Lending a helping hand
Laura Neff, a Youngstown State University student, was diagnosed with attention deficit disorder in the second grade and with hereditary spastic paraplegia just after high school.
Neff’s disorders combine a learning disability with a degenerative muscle condition.
“Walking around on campus is definitely a workout for me,” she said. “With leg braces, I still need to take my time and go at a pace that is comfortable for me.”
An American FactFinder report in 2010 indicated that 16.6 percent of Americans aged 21 to 64 live with a disability. That’s up 0.1 percent from a 2005 FactFinder report.
“ADD is having poor concentration skills,” Neff said. “This limits me because I had trouble paying attention in school.”
Neff is registered with the Center for Student Progress Disability Services, which allows her to take tests in a quiet environment and with more time to do so.
Neff is in the early stages of HSP, which will ultimately leave her in need of a cane, walker or wheelchair. Neff wears leg braces to classes to help combat leg weakness, but she said she tries to look on the bright side.
“It was explained to me that I will have a normal life expectancy and that it will never affect my brain function,” she said.
YSU’s CSP Disability Services provides support for Neff and other students who require assistance in their college careers.
Of the 750 students registered with the CSP Disability Services, 500 are active. One such student is Jake Myers, who was diagnosed with cerebral palsy and HSP as a 1-year-old.
Myers takes it all in stride, even though portions of the campus are hard for him to navigate.

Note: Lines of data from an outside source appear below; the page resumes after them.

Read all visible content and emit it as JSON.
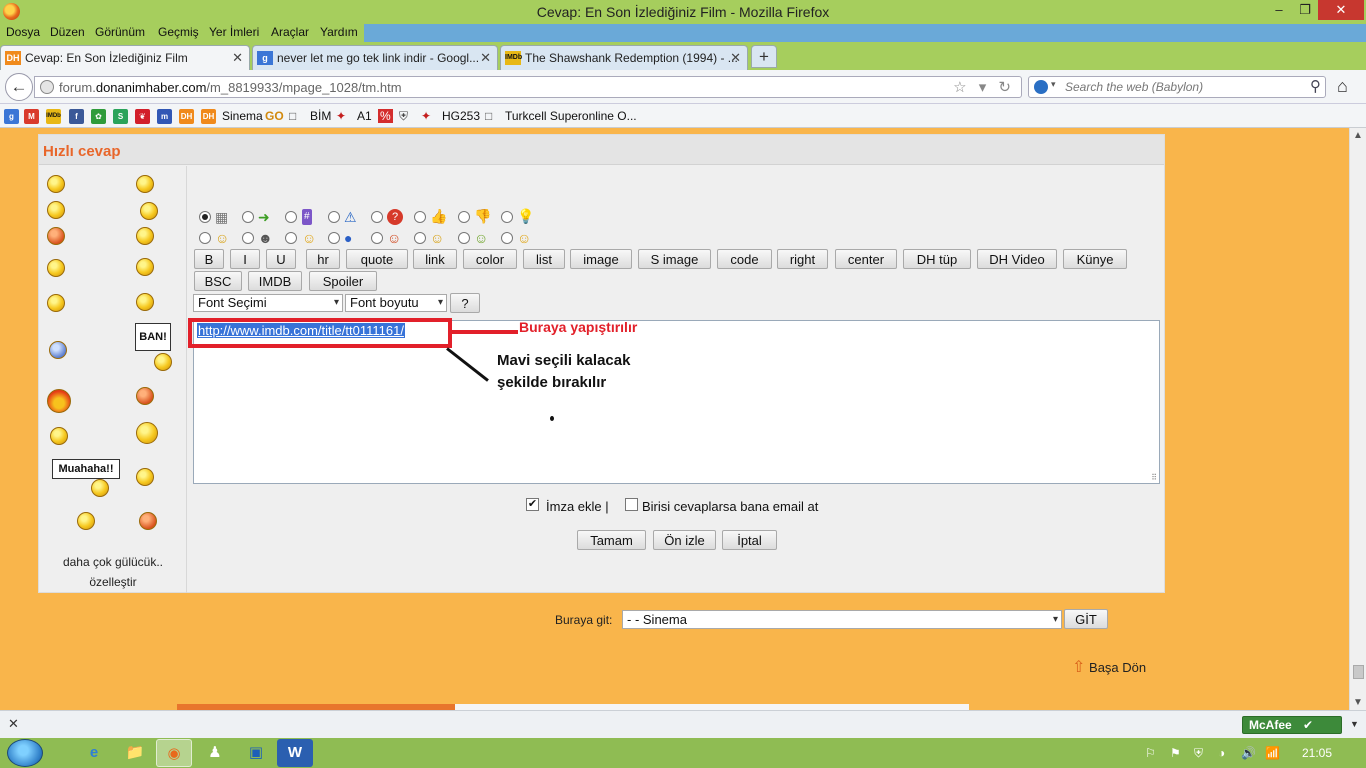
{
  "window": {
    "title": "Cevap: En Son İzlediğiniz Film - Mozilla Firefox",
    "min": "–",
    "max": "❐",
    "close": "✕"
  },
  "menubar": [
    "Dosya",
    "Düzen",
    "Görünüm",
    "Geçmiş",
    "Yer İmleri",
    "Araçlar",
    "Yardım"
  ],
  "tabs": [
    {
      "icon": "DH",
      "icon_color": "#f08a1c",
      "label": "Cevap: En Son İzlediğiniz Film",
      "close": "✕"
    },
    {
      "icon": "g",
      "icon_color": "#3b76d6",
      "label": "never let me go tek link indir - Googl...",
      "close": "✕"
    },
    {
      "icon": "IMDb",
      "icon_color": "#e8b816",
      "label": "The Shawshank Redemption (1994) - ...",
      "close": "✕"
    }
  ],
  "newtab": "+",
  "nav": {
    "back": "←",
    "url_prefix": "forum.",
    "url_domain": "donanimhaber.com",
    "url_path": "/m_8819933/mpage_1028/tm.htm",
    "url_icons": "☆ ▾ ↻",
    "search_placeholder": "Search the web (Babylon)",
    "search_drop": "▾",
    "search_icon": "⚲",
    "home": "⌂"
  },
  "bookmarks": {
    "icons": [
      {
        "text": "g",
        "color": "#3b76d6"
      },
      {
        "text": "M",
        "color": "#d93a2c"
      },
      {
        "text": "IMDb",
        "color": "#e8b816"
      },
      {
        "text": "f",
        "color": "#3b5998"
      },
      {
        "text": "✿",
        "color": "#2f9b3a"
      },
      {
        "text": "S",
        "color": "#2aa35a"
      },
      {
        "text": "❦",
        "color": "#d21f2b"
      },
      {
        "text": "m",
        "color": "#3157b5"
      },
      {
        "text": "DH",
        "color": "#f08a1c"
      },
      {
        "text": "DH",
        "color": "#f08a1c"
      }
    ],
    "labels": [
      "Sinema",
      "BİM",
      "A1",
      "HG253",
      "Turkcell Superonline O..."
    ],
    "small_icons": [
      "GO",
      "□",
      "✦",
      "%",
      "⛨",
      "✦",
      "□"
    ]
  },
  "reply": {
    "title": "Hızlı cevap",
    "more_smileys": "daha çok gülücük..",
    "customize": "özelleştir",
    "ban_sign": "BAN!",
    "muahaha_sign": "Muahaha!!",
    "post_icons_row1": [
      "▦",
      "➜",
      "#",
      "⚠",
      "?",
      "👍",
      "👎",
      "💡"
    ],
    "post_icons_row2": [
      "☺",
      "☻",
      "☺",
      "●",
      "☺",
      "☺",
      "☺",
      "☺"
    ],
    "format_buttons": [
      "B",
      "I",
      "U",
      "hr",
      "quote",
      "link",
      "color",
      "list",
      "image",
      "S image",
      "code",
      "right",
      "center",
      "DH tüp",
      "DH Video",
      "Künye"
    ],
    "format_buttons_row2": [
      "BSC",
      "IMDB",
      "Spoiler"
    ],
    "font_select": "Font Seçimi",
    "size_select": "Font boyutu",
    "help_button": "?",
    "textarea_value": "http://www.imdb.com/title/tt0111161/",
    "resize_grip": "⠿",
    "annotation_paste": "Buraya yapıştırılır",
    "annotation_note_line1": "Mavi seçili kalacak",
    "annotation_note_line2": "şekilde bırakılır",
    "sign_checked": "✔",
    "sign_label": "İmza ekle |",
    "email_label": "Birisi cevaplarsa bana email at",
    "ok_button": "Tamam",
    "preview_button": "Ön izle",
    "cancel_button": "İptal"
  },
  "goto": {
    "label": "Buraya git:",
    "value": "- - Sinema",
    "button": "GİT",
    "arrow": "▾"
  },
  "back_to_top": {
    "arrow": "⇧",
    "label": "Başa Dön"
  },
  "scroll": {
    "up": "▲",
    "down": "▼"
  },
  "addonbar": {
    "close": "✕",
    "mcafee": "McAfee",
    "mcafee_check": "✔",
    "drop": "▼"
  },
  "taskbar": {
    "apps": [
      "e",
      "📁",
      "◉",
      "♟",
      "▣",
      "W"
    ],
    "tray": [
      "⚐",
      "⚑",
      "⛨",
      "◑",
      "🔊",
      "📶"
    ],
    "clock": "21:05"
  }
}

“There are some physical barriers on campus, like handicap switches that don’t work and the fact that there is usually only one handicap entrance, and it is always on the far side of the building,” he said. “You do what you got to do.”
The CSP Disability Services pays students like Carly Ondash to take notes for others needing help.
“I want to be kind to everyone and treat them the way I want to be treated,” she said. “It is the golden rule, and it is a great way to live life.”
Ondash says she views the opportunity of helping a handicapped student as an educational one.
“The best part of helping someone with a handicap is that I learn a lot about myself and the world,” she said. “It teaches you to be understanding and see things from a different perspective.”
Should the opportunity to help someone with a handicap arise in the future, Ondash would answer the call.
“I enjoy helping others,” she said. “It is very fulfilling to give your time to someone who needs help. It makes a difference in someone’s life; it makes a difference in the world. I believe it is important to have compassion for others. And we should care about each other.”
Gina McGranahan, CSP Disability Services staff member, said she feels gratified to help those with handicaps, especially at one time every semester.
“I get my reward when the graduation list comes out and I get to see who is registered here and who graduated, and I know that hopefully we had some hand in them becoming successful in their years at YSU,” she said.
Despite their handicaps, students like Neff try to make the most of their college experiences.
Neff is a member of the Color Guard on the YSU Marching Pride and remains determined all the way.
“I may have a physical handicap, but I don’t let it stop me from doing the things I love,” she said. “Words can’t even explain what an amazing feeling it is to be out on the field performing in front of the crowd at Stambaugh Stadium.”
Neff is double-majoring in special education and early childhood and has high aspirations.
“My main goal is to become a preschool or kindergarten teacher and work with special needs children or become and intervention specialist,” she said.
Neff has advice for those in similar situations.
“Even if you have a handicap, don’t let it or people hold you back and stop you from succeeding and doing what you love in life,” she said.
“Always strive for your dreams and don’t let anything get in the way of making those dreams come true.”